Home > Other > Forbidden Royals 02 - Golden Throne > Page 21
Forbidden Royals 02 - Golden Throne Page 21

by Johnson, Julie


  »Siebenunddreißig Tote. Man geht davon aus, dass diese Zahl noch steigen wird. Eine Menge Leute wurden noch rechtzeitig ins Krankenhaus gebracht, aber die Schwere ihrer Verletzungen …« Seine Stimme bricht, und er schluckt schwer. »Wahrscheinlich werden noch mehr sterben.«

  Ich recke den Hals nach hinten und ringe verzweifelt um Atem. »Kinder?«

  Er hält inne. Seine Stimme klingt belegt, als er die Zahl hervorwürgt. »Nach aktuellem Stand zwölf.«

  Gott.

  Nein.

  Nein.

  Nein.

  Schmerz durchfährt mich, als würde sich ein Dolch direkt in mein Herz bohren. Ich brauche einen Moment, um mich zu sammeln, bevor ich in der Lage bin, Carter wieder in die Augen zu schauen. »Weiß man, wer das getan hat? Und warum?«

  Er wirft seiner Schwester einen Blick zu und zögert.

  Mein Puls schlägt heftiger. Ich schaue zu Chloe und stelle fest, dass ihre hübschen Züge zu einer Maske des Grauens verzogen sind. Sie weicht meinem Blick aus.

  »Sagt es mir einfach.«

  »E. … Das war wirklich viel für einen Tag.« Ihre Stimme zittert. »Du hast eine leichte Gehirnerschütterung und noch andere Verletzungen von den Granatsplittern. Du hast dich noch nicht wieder erholt. Wir wollen dir einfach nicht zu viel zumuten …«

  Ich schaue wieder zu Carter. »Du weißt, dass ich es irgendwann herausfinden werde. Ich würde es lieber von dir erfahren, als es morgen auf der Titelseite irgendeiner Zeitung zu lesen.«

  Er atmet scharf ein und nickt dann. »Das Bombenentschärfungskommando durchsucht immer noch die Trümmer, aber sie glauben, dass die Schützen mit Sprengstoff gefüllte Selbstmordwesten trugen. Wenn du nur ein paar Meter näher an dieser Bühne gewesen wärst, als die Ladungen hochgingen …«

  »Dann wäre ich jetzt auch tot. Genau wie all diese unschuldigen Menschen.« Ich schüttle den Kopf. »Es will mir einfach nicht in den Sinn, aus welchem Grund jemand etwas so Schreckliches tun sollte. In dieser Menge befanden sich Ersthelfer, Familien, Feuerwehrleute … gute Menschen. Sie haben das nicht verdient. Das ergibt keinen Sinn. Wer würde auf Caerleons Helden schießen? Welchen Grund könnte jemand nur dafür haben?«

  Carters Augen füllen sich mit Bedauern. »Emilia …«

  Ich ziehe die Augenbrauen hoch.

  »Die Männer mit den Bomben. Die hatten es gar nicht auf die Menge abgesehen. Viel wahrscheinlicher ist, dass …« Er atmet erneut ein, um sich innerlich auf seine nächsten Worte vorzubereiten. »Dass du ihr Ziel warst. Dass sie versucht haben, zu dir durchzukommen.«

  »Ich?«, frage ich begriffsstutzig. »Nein … Nein, das ist nicht möglich.« Ich schüttle immer heftiger den Kopf, bis mir schwindelig wird. »Nein! Nein . Das kann nicht wahr sein. Carter, sag mir, dass das nicht wahr ist.«

  Er presst die Kiefer aufeinander und umklammert die Armlehnen seines Stuhls so fest, dass seine Knöchel weiß hervortreten.
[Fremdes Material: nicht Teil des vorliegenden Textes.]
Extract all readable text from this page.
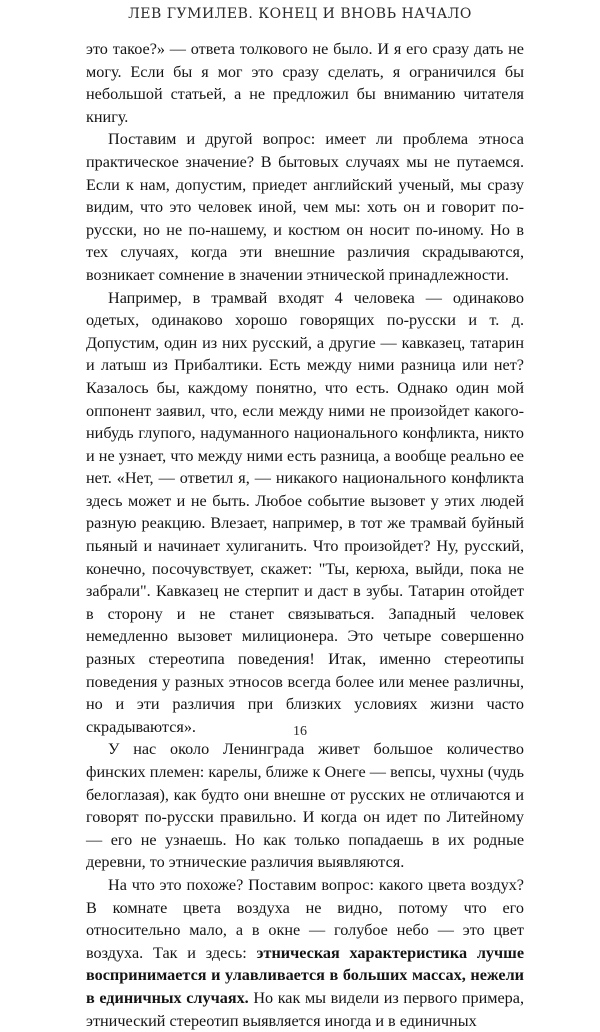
ЛЕВ ГУМИЛЕВ. КОНЕЦ И ВНОВЬ НАЧАЛО

это такое?» — ответа толкового не было. И я его сразу дать не могу. Если бы я мог это сразу сделать, я ограничился бы небольшой статьей, а не предложил бы вниманию читателя книгу.

Поставим и другой вопрос: имеет ли проблема этноса практическое значение? В бытовых случаях мы не путаемся. Если к нам, допустим, приедет английский ученый, мы сразу видим, что это человек иной, чем мы: хоть он и говорит по-русски, но не по-нашему, и костюм он носит по-иному. Но в тех случаях, когда эти внешние различия скрадываются, возникает сомнение в значении этнической принадлежности.

Например, в трамвай входят 4 человека — одинаково одетых, одинаково хорошо говорящих по-русски и т. д. Допустим, один из них русский, а другие — кавказец, татарин и латыш из Прибалтики. Есть между ними разница или нет? Казалось бы, каждому понятно, что есть. Однако один мой оппонент заявил, что, если между ними не произойдет какого-нибудь глупого, надуманного национального конфликта, никто и не узнает, что между ними есть разница, а вообще реально ее нет. «Нет, — ответил я, — никакого национального конфликта здесь может и не быть. Любое событие вызовет у этих людей разную реакцию. Влезает, например, в тот же трамвай буйный пьяный и начинает хулиганить. Что произойдет? Ну, русский, конечно, посочувствует, скажет: "Ты, керюха, выйди, пока не забрали". Кавказец не стерпит и даст в зубы. Татарин отойдет в сторону и не станет связываться. Западный человек немедленно вызовет милиционера. Это четыре совершенно разных стереотипа поведения! Итак, именно стереотипы поведения у разных этносов всегда более или менее различны, но и эти различия при близких условиях жизни часто скрадываются».

У нас около Ленинграда живет большое количество финских племен: карелы, ближе к Онеге — вепсы, чухны (чудь белоглазая), как будто они внешне от русских не отличаются и говорят по-русски правильно. И когда он идет по Литейному — его не узнаешь. Но как только попадаешь в их родные деревни, то этнические различия выявляются.

На что это похоже? Поставим вопрос: какого цвета воздух? В комнате цвета воздуха не видно, потому что его относительно мало, а в окне — голубое небо — это цвет воздуха. Так и здесь: этническая характеристика лучше воспринимается и улавливается в больших массах, нежели в единичных случаях. Но как мы видели из первого примера, этнический стереотип выявляется иногда и в единичных

16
  »E. …», flüstert Chloe, die schon die ganze Zeit über leise vor sich hin weint. »Oh, Schätzchen …«

  »Das kann nicht wahr sein«, sage ich erneut und spüre, wie alles, was ich jemals zu wissen glaubte, sich in nichts auflöst. »Denn wenn es so ist … habe ich sie umgebracht. Ich habe all diese Menschen auf dem Gewissen.«

  Carters Stimme klingt angespannt. »Das stimmt nicht, Emilia.«

  »Doch, es stimmt sehr wohl!« Nun kommen mir doch wieder die Tränen. Ich mache mir nicht mal die Mühe, sie wegzuwischen. »Wenn ich nicht dort gewesen wäre, wäre die Feier nicht das Ziel gewesen … und all diese Menschen wären noch am Leben. Sie wären zu Hause bei ihren Kindern und lägen sicher in ihren Betten, anstatt … in irgendeiner L…, L…, Leichenhalle.«

  Meine Worte verwandeln sich in Keuchen und kurz darauf in Schluchzer. Ich schließe die Augen und lasse mich nach hinten gegen die Kissen sinken, als der Schmerz mich übermannt. Und die ganze Zeit über hallen unablässig vier kleine Worte in meinem Kopf wider und verfolgen mich wie eine Melodie, die ich niemals vergessen werde.

  Du hast sie umgebracht.

  Du hast sie umgebracht.

  Du hast sie umgebracht.

  18. KAPITEL

  Sobald die Sonne aufgeht, entlassen mich die Ärzte offiziell aus ihrer Obhut.

  Normalerweise würde ich dagegen protestieren, dass man mich in einem Rollstuhl aus dem streng geheimen Militärbunker schiebt, als wäre ich achtzig Jahre alt. Aber irgendwie kann ich nicht mehr die Kraft aufbringen, überhaupt noch etwas zu empfinden. Weder Verlegenheit wegen der zu locker sitzenden Kombination aus Jogginghose und Baumwollshirt, die man mir anstelle eines Krankenhauskittels gebracht hat. Noch Empörung wegen des Zustands meiner Haare oder des verschmierten Make-ups unter meinen Augen.

  Ich bin vollkommen gefühllos geworden.

  Das gebrochene, kaum noch pochende Organ in meiner Brust ist wie in Eis gehüllt, und ich befürchte, dass nichts auf der Welt es je wieder dazu bringen wird, zu schlagen.

  Carter schiebt meinen Rollstuhl, und Chloe geht neben uns her. Trotz der Tatsache, dass sie die ganze Nacht über wach gewesen sind, wirken beide fest entschlossen, für mich stark zu bleiben. Galizia und Riggs, die beide geringfügige Schnittwunden und Prellungen davongetragen haben, folgen direkt hinter uns. Zwei Dutzend Mitglieder der Königsgarde säumen den Gang von meinem Zimmer zu der unterirdischen Garage, in der sechs absolut gleich aussehende SUVs warten. Eine Sicherheitskolonne, um mich während des Transports zu schützen.

  Es sieht eher wie eine Beerdigungsprozession aus , denke ich hohl. Wie passend, da ich innerlich bereits tot bin.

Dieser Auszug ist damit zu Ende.